HOW WE “STOLE” A LISTING FROM AN AGENT: And why agents hate this (but can’t stop you)

As investors, we are doing just what every other investor usually does. We market, we put out our “Illegal Bandit Signs,” and we go look at homes we want to make offers on.

Those illegal signs? We’d put them out on a Friday and got a call almost immediately. The guy said he had a duplex. It was listed with an agent, but he was about to lose it in a tax deed sale.

Strangely enough, he wasn’t even in the area where we put out signs. No clue how he saw it — maybe someone passed it along or snapped a photo and texted it to him. Either way, it was a lead.

Now, full disclosure, when I talked to him, I got shady vibes. Something about the way he talked — like he’d been burned before or had something to hide. But deals don’t show up looking like Rolexes in velvet boxes. Sometimes, they look like this duplex.

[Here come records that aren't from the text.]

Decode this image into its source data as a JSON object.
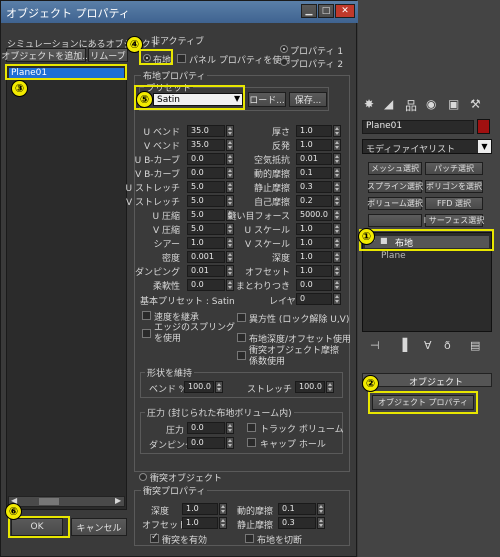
{
  "dialog": {
    "title": "オブジェクト プロパティ",
    "controls": {
      "minimize": "▁",
      "maximize": "□",
      "close": "✕"
    },
    "sim_objects_label": "シミュレーションにあるオブジェクト",
    "add_objects_label": "オブジェクトを追加...",
    "remove_label": "リムーブ",
    "list_items": [
      "Plane01"
    ],
    "inactive_label": "非アクティブ",
    "cloth_label": "布地",
    "use_panel_props_label": "パネル プロパティを使用",
    "property1_label": "プロパティ 1",
    "property2_label": "プロパティ 2",
    "cloth_props_title": "布地プロパティ",
    "preset_label": "プリセット",
    "preset_value": "Satin",
    "load_label": "ロード...",
    "save_label": "保存...",
    "left_params": [
      {
        "label": "U ベンド",
        "value": "35.0"
      },
      {
        "label": "V ベンド",
        "value": "35.0"
      },
      {
        "label": "U B-カーブ",
        "value": "0.0"
      },
      {
        "label": "V B-カーブ",
        "value": "0.0"
      },
      {
        "label": "U ストレッチ",
        "value": "5.0"
      },
      {
        "label": "V ストレッチ",
        "value": "5.0"
      },
      {
        "label": "U 圧縮",
        "value": "5.0"
      },
      {
        "label": "V 圧縮",
        "value": "5.0"
      },
      {
        "label": "シアー",
        "value": "1.0"
      },
      {
        "label": "密度",
        "value": "0.001"
      },
      {
        "label": "ダンピング",
        "value": "0.01"
      },
      {
        "label": "柔軟性",
        "value": "0.0"
      }
    ],
    "right_params": [
      {
        "label": "厚さ",
        "value": "1.0"
      },
      {
        "label": "反発",
        "value": "1.0"
      },
      {
        "label": "空気抵抗",
        "value": "0.01"
      },
      {
        "label": "動的摩擦",
        "value": "0.1"
      },
      {
        "label": "静止摩擦",
        "value": "0.3"
      },
      {
        "label": "自己摩擦",
        "value": "0.2"
      },
      {
        "label": "縫い目フォース",
        "value": "5000.0"
      },
      {
        "label": "U スケール",
        "value": "1.0"
      },
      {
        "label": "V スケール",
        "value": "1.0"
      },
      {
        "label": "深度",
        "value": "1.0"
      },
      {
        "label": "オフセット",
        "value": "1.0"
      },
      {
        "label": "まとわりつき",
        "value": "0.0"
      }
    ],
    "base_preset_label": "基本プリセット : Satin",
    "layer_label": "レイヤ",
    "layer_value": "0",
    "inherit_velocity_label": "速度を継承",
    "use_edge_springs_label": "エッジのスプリング\nを使用",
    "anisotropic_label": "異方性 (ロック解除 U,V)",
    "cloth_depth_offset_label": "布地深度/オフセット使用",
    "use_collision_friction_label": "衝突オブジェクト摩擦\n係数使用",
    "keep_shape_title": "形状を維持",
    "bend_pct_label": "ベンド %",
    "bend_pct_value": "100.0",
    "stretch_pct_label": "ストレッチ %",
    "stretch_pct_value": "100.0",
    "pressure_title": "圧力 (封じられた布地ボリューム内)",
    "pressure_label": "圧力",
    "pressure_value": "0.0",
    "damping_label": "ダンピング",
    "damping_value": "0.0",
    "track_volume_label": "トラック ボリューム",
    "cap_hole_label": "キャップ ホール",
    "collision_object_label": "衝突オブジェクト",
    "collision_props_title": "衝突プロパティ",
    "c_depth_label": "深度",
    "c_depth_value": "1.0",
    "c_offset_label": "オフセット",
    "c_offset_value": "1.0",
    "c_dyn_label": "動的摩擦",
    "c_dyn_value": "0.1",
    "c_static_label": "静止摩擦",
    "c_static_value": "0.3",
    "enable_collision_label": "衝突を有効",
    "cut_cloth_label": "布地を切断",
    "ok_label": "OK",
    "cancel_label": "キャンセル"
  },
  "command_panel": {
    "object_name": "Plane01",
    "modifier_list": "モディファイヤリスト",
    "buttons": [
      "メッシュ選択",
      "パッチ選択",
      "スプライン選択",
      "ポリゴンを選択",
      "ボリューム選択",
      "FFD 選択",
      "",
      "I サーフェス選択"
    ],
    "stack_items": [
      "布地",
      "Plane"
    ],
    "object_section": "オブジェクト",
    "object_props_button": "オブジェクト プロパティ"
  },
  "badges": [
    "①",
    "②",
    "③",
    "④",
    "⑤",
    "⑥"
  ],
  "colors": {
    "highlight": "#e8e600",
    "selection": "#1f6fd6",
    "color_swatch": "#a01010"
  }
}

We pulled up, and yeah… it was rough. Boarded-up windows. Junk everywhere. The smell? Not money — more like mold and decades of regret. But the man who taught us how to make money in real estate once told us: “The worse it looks, the more potential it has — if you can see past the mess.”

This place? Most couldn’t. And didn’t. Other investors had come and gone, probably gagged in the driveway and left. Even the listing agent seemed to be avoiding the place like the plague. No marketing, no real effort to sell — just a photo or two on the MLS and silence. The seller told us the agent barely returned his calls.

And here’s the thing: when an agent isn’t doing the job, and the seller is desperate, that’s when we come in. We’re not stealing listings — we’re solving problems that agents won’t or can’t touch.

The guy told us flat out: “I need this gone. I’ll lose it in 10 days if I can’t come up with the tax money.”

So, we made a creative offer. No agent involved. We structured a deal that helped him walk away with something instead of losing it all. He fired the agent. We closed in less than two weeks.

We made him the offer of, if we can clean up all the legal and title issues, pay the taxes due, and work with the county, can you make us a deal by selling us the deeds to this place. (Duplex, more than one parcel number)

I never got a faster handshake than that one.

So why do agents hate this?
Because we did what they didn’t. We solved the problem. While they were waiting for a retail buyer who never came, we came in with action, speed, and creativity.

Agents can hate all they want — but they can’t stop a motivated seller from choosing someone who actually shows up.

This particular agent called us and said that what we were doing was illegal, she had a listing with the seller. But she didn’t have one with us, so there was no obligation to her from us.

She also had said that she had been working on these title issues for 3 months, we got it cleaned up in 4 days, so I don’t know what she was working on.

Moral of the story?
Don’t be afraid to walk into the ugliest deal on the street. Sometimes that’s where the gold is buried.

We cleaned it out and resold it within 30 days — never even had to rent it.

The moment we took possession; we got to work. The first 48 hours were nothing but trash outs and hauling away decades of hoarder-level buildup.

 Old furniture, broken appliances, even a raccoon nest in the attic. We brought in a cleanout crew, slapped on masks, and just got it done.

Once it was emptied, the bones of the place weren’t bad. Structurally solid, just tired and ugly. There was no rehab done on this, in fact the kitchens were so bad that we demolished them and didn’t even put new ones in. We also never even turned the utilities on or changed the front door locks.

We knew the neighborhood. We knew there were buyers. This wasn’t a rental market; it was a perfect target for a first-time investor or house hacker who wanted a duplex they could live in one side and rent the other.

So, we sold it ourselves. Not through an agent, not on the MLS. Just some well-shot photos, smart advertising as an off-market undervalued deal to investors, a couple investor group posts, and a sign in the yard.

Showings started immediately. Within 10 days, we had a cash buyer ready to go. We closed it in under 30 days.

That’s the power of being creative and fast.

While the listing agent sat on it for months and did nothing, we took action and turned a disaster into a payday — in less than a month. No tenants, no long rehab, no waiting.

And here’s the kicker:
We made more on that flip than the agent would have made in commission — and we never had to get licensed, join a brokerage, or split a check. (Profit in 30 days, $28,000) it cost $23,000 to make the legal problems go away.

This is why agents hate when investors know what they’re doing.

Because when you stop asking permission, and you start solving problems? You stop chasing deals — and deals start finding you.

When we were about finished cleaning up this mess, the people in the neighboring condo complex behind it stopped and clapped, some said thank you, and others stopped to say that this place had the worst smell they ever faced.